Audio/video drift problems

Hi, I’m having a problem with the audio and video getting out of sync slowly over time. I am running Shotcut on Ubuntu 16.04, and am having this problem with both version 16.04 and version 16.05 of Shotcut.

I have an mp3 audio track that is about four minutes long and have a number of mp4 videos that are spliced together on a separate track. When I view the whole thing in Shotcut, everything looks good, but when I export to an mp4 then open it again in Shotcut, the video and audio have drifted apart. The drift is small at the beginning (between 10ms and 20ms after about 30 seconds) but it gets progressively worse until it’s over a second at the end of the four minutes. The audio seems fine, but the video gets further and further behind the audio.

I’ve mainly tried libx264 and aac encoding with a variety of options (constant bitrate, quality-based VBR, etc.) but I haven’t found any combination that seems to make a difference.

Any suggestions? Thanks.

What made the source MP4s you are using? Do any of them have variable frame rate? If so, those must be transcoded to constant framerate and replaced. Editing against variable frame-rate is not supported. I am not aware of any editor that supports that without first importing (i.e. transcode).
If not that, try converting the MP3 to WAV and replacing them.

Okay, thanks. The mp4s come from a couple of different sources, so I’ll have check to see if they have variable frame rate, and try using a wav file as well. I won’t have a chance to do that until later today, but I’ll post here whether or not that fixes the problem. Thanks for the quick response!

I thought I would follow up with what I’ve learned since yesterday. I checked and none of the mp4s had variable frame rates, although different files had different rates. The most common appeared to be 29.97 fps, so I did an ffmpeg batch convert of the ones that weren’t using that so that they would all be that frame rate. Unfortunately, that didn’t make a difference, nor did converting the soundtrack to wav. I also tried different interlacing modes, disabling parallel processing, etc., but none of that made a difference.

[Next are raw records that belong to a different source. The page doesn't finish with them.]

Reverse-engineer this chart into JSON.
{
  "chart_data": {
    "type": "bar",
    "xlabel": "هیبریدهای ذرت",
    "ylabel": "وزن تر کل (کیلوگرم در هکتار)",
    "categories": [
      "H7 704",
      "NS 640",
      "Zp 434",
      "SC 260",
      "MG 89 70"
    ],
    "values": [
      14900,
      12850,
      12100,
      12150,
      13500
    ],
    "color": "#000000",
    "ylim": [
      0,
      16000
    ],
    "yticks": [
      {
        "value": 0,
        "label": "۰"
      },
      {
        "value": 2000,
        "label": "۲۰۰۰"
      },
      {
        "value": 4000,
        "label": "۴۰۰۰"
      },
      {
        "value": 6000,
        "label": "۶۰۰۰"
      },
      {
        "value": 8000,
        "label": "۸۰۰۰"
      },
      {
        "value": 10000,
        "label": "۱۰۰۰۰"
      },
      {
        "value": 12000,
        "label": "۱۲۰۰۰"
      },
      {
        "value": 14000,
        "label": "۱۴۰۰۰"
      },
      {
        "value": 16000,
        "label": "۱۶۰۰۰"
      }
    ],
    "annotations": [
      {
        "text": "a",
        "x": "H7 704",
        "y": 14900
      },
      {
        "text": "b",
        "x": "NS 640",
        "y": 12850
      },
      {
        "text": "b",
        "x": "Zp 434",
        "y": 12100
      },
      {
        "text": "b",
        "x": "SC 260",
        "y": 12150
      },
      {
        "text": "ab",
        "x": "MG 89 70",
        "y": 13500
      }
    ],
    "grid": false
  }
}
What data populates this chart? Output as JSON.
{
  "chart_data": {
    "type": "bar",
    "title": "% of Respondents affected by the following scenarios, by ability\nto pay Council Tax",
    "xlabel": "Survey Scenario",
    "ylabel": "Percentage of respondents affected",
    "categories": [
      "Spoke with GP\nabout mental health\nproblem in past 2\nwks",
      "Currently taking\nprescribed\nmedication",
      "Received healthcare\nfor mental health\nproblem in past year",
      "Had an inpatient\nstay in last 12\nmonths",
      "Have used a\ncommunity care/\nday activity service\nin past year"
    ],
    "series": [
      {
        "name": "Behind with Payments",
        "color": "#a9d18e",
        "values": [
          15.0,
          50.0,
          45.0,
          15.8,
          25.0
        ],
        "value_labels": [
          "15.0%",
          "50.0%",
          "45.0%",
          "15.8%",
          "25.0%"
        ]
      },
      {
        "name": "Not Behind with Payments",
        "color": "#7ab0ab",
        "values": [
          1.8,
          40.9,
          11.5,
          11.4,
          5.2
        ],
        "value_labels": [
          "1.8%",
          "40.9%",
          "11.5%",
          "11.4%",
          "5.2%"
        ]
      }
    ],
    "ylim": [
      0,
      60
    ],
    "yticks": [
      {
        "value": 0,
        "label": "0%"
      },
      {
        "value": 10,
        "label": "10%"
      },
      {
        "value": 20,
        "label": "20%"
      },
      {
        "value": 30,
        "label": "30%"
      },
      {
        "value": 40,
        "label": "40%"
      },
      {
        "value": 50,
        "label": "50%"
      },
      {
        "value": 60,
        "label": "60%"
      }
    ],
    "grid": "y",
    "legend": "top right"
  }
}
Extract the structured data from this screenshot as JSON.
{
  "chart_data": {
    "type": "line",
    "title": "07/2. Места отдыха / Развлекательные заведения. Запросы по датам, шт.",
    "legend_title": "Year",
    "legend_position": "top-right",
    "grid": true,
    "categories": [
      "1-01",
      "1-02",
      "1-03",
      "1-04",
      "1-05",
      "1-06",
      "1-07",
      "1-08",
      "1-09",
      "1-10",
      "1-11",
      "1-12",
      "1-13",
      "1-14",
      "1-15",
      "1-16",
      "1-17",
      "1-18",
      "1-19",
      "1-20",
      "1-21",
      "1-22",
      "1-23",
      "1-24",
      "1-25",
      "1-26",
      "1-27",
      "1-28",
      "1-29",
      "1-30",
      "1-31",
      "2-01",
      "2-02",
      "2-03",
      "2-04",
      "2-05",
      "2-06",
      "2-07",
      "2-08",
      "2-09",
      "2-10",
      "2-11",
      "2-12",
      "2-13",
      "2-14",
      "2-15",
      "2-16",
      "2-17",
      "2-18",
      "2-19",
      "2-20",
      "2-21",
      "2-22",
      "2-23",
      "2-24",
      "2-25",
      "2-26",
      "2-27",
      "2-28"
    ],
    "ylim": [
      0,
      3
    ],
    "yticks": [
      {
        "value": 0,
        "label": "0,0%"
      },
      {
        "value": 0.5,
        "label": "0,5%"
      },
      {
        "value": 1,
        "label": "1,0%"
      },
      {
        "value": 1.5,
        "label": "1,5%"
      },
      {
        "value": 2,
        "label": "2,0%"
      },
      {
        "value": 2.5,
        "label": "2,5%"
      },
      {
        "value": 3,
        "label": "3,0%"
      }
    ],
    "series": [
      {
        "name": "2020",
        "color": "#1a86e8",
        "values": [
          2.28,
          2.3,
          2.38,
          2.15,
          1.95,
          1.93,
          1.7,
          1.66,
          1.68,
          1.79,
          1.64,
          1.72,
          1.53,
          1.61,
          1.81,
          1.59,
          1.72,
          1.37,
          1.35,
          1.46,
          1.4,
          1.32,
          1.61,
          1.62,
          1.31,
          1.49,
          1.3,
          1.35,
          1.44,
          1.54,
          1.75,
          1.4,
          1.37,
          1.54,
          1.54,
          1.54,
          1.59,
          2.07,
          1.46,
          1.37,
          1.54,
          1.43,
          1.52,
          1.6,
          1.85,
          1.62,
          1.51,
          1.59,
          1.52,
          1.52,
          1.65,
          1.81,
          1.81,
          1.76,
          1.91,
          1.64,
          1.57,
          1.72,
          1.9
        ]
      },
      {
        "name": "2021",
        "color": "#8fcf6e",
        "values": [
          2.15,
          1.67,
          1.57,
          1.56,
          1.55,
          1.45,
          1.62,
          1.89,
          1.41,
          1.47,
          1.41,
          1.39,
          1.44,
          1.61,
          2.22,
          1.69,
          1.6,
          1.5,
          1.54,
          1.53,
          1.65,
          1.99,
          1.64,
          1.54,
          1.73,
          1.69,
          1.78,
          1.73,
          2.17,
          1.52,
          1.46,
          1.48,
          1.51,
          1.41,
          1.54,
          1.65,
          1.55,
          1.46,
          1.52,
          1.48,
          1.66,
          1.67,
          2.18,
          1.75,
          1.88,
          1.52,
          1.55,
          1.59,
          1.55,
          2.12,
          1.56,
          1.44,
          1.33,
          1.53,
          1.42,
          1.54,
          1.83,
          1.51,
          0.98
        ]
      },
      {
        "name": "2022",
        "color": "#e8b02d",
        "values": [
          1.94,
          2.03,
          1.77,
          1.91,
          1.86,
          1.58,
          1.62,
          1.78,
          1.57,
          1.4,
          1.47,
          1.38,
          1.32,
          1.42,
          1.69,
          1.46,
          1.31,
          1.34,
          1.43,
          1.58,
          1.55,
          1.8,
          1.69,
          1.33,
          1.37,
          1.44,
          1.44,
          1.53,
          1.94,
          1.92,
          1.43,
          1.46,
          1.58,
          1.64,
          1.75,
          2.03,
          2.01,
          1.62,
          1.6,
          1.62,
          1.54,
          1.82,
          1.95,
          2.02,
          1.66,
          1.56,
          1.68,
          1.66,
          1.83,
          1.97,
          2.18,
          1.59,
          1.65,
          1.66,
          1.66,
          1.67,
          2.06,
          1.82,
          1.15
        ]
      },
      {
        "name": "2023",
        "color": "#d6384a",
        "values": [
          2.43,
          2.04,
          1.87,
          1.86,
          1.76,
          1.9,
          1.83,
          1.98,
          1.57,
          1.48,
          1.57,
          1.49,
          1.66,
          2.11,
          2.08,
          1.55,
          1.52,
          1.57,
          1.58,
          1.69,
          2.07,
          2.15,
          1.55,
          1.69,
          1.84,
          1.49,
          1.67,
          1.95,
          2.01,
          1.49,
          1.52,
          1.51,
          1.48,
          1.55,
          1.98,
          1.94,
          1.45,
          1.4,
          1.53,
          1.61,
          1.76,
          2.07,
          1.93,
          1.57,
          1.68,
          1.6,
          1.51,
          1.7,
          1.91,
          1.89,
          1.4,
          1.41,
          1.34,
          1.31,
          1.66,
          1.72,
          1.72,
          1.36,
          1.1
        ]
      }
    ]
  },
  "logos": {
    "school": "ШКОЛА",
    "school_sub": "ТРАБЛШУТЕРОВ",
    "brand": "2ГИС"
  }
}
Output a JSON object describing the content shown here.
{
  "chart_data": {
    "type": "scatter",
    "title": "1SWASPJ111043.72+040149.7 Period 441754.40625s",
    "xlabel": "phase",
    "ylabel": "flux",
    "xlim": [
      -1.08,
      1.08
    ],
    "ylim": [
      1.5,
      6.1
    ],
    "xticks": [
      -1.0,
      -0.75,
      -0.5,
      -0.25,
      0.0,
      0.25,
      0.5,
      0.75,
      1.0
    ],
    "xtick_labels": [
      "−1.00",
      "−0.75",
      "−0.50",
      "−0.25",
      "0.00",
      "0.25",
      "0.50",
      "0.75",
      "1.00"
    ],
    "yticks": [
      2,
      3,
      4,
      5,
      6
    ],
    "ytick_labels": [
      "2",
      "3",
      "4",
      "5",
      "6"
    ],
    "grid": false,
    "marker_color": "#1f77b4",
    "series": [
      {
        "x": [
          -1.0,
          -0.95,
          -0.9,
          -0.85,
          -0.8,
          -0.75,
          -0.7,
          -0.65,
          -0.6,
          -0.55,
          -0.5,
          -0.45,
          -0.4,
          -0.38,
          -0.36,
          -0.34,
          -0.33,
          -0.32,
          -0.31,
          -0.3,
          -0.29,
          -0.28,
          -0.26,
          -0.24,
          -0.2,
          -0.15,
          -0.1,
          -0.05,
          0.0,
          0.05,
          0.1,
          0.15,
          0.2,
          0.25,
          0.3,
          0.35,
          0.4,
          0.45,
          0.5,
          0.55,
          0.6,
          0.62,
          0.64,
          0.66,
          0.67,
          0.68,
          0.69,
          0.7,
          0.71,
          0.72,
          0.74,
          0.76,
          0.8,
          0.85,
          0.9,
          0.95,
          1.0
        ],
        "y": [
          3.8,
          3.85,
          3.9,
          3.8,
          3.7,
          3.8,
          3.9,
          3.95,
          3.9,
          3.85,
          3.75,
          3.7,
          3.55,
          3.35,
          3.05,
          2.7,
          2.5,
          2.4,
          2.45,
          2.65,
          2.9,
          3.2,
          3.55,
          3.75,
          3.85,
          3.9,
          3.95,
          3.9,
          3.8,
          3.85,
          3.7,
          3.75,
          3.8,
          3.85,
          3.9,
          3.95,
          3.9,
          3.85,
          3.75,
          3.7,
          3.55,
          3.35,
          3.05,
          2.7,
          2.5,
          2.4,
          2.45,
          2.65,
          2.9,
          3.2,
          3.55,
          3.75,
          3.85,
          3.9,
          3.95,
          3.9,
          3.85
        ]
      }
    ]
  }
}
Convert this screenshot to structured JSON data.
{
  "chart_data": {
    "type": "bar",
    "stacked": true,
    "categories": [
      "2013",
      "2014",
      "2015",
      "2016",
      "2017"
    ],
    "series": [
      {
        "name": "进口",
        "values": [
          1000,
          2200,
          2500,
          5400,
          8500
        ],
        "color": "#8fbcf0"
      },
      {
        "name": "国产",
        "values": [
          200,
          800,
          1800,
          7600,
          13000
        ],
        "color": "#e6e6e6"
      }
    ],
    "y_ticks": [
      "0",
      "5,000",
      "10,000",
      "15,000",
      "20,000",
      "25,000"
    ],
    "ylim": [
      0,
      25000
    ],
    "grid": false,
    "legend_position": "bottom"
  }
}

Eventually, though, I looked at the .mlt file and discovered that some of the properties were wrong, and in particular, that frame_rate_num was 60 and frame_rate_den was 1. I should have realized this earlier because every time I did an export the dialog box defaulted to the wrong values and I had to change them, but I haven’t been using the application for very long so I didn’t know what to expect.

I changed the frame_rate_num value to 29.97 and now the preview at least matches what was exported, with the video lagging the audio by a greater and greater amount during the four minute play time. I haven’t had a chance to do more than that, but I’m guessing that if I adjusted the timing and tried an export again, I would get the correct results. So now I’m trying to decide if I should try to move the clips within Shotcut, edit the .mlt file with a script or with an editor, or try something else such as reverting the frame_rate_num to 60 and trying to export that way.

In any case, I thought I would post an update in case anyone else runs into this problem in the future. Also, if you have suggestions for fixing the timing without re-doing everything by hand, let me know.

Thanks.

I changed the frame_rate_num value to 29.97

This should be an integer value only. frame_rate_num 30000, frame_rate_den 1001.

reverting the frame_rate_num to 60 and trying to export that way

That sounds like a quick and easy test to make.

I have put a large amount of work into A/V sync during the past 12 years of developing MLT - but it is a never-ending battle. I am not sure what is going wrong. At this point, if this were me and this was not my coding project, I would transcode all of the video clips to something more reliable with only I-frames such as DNxHD and replace them in the project.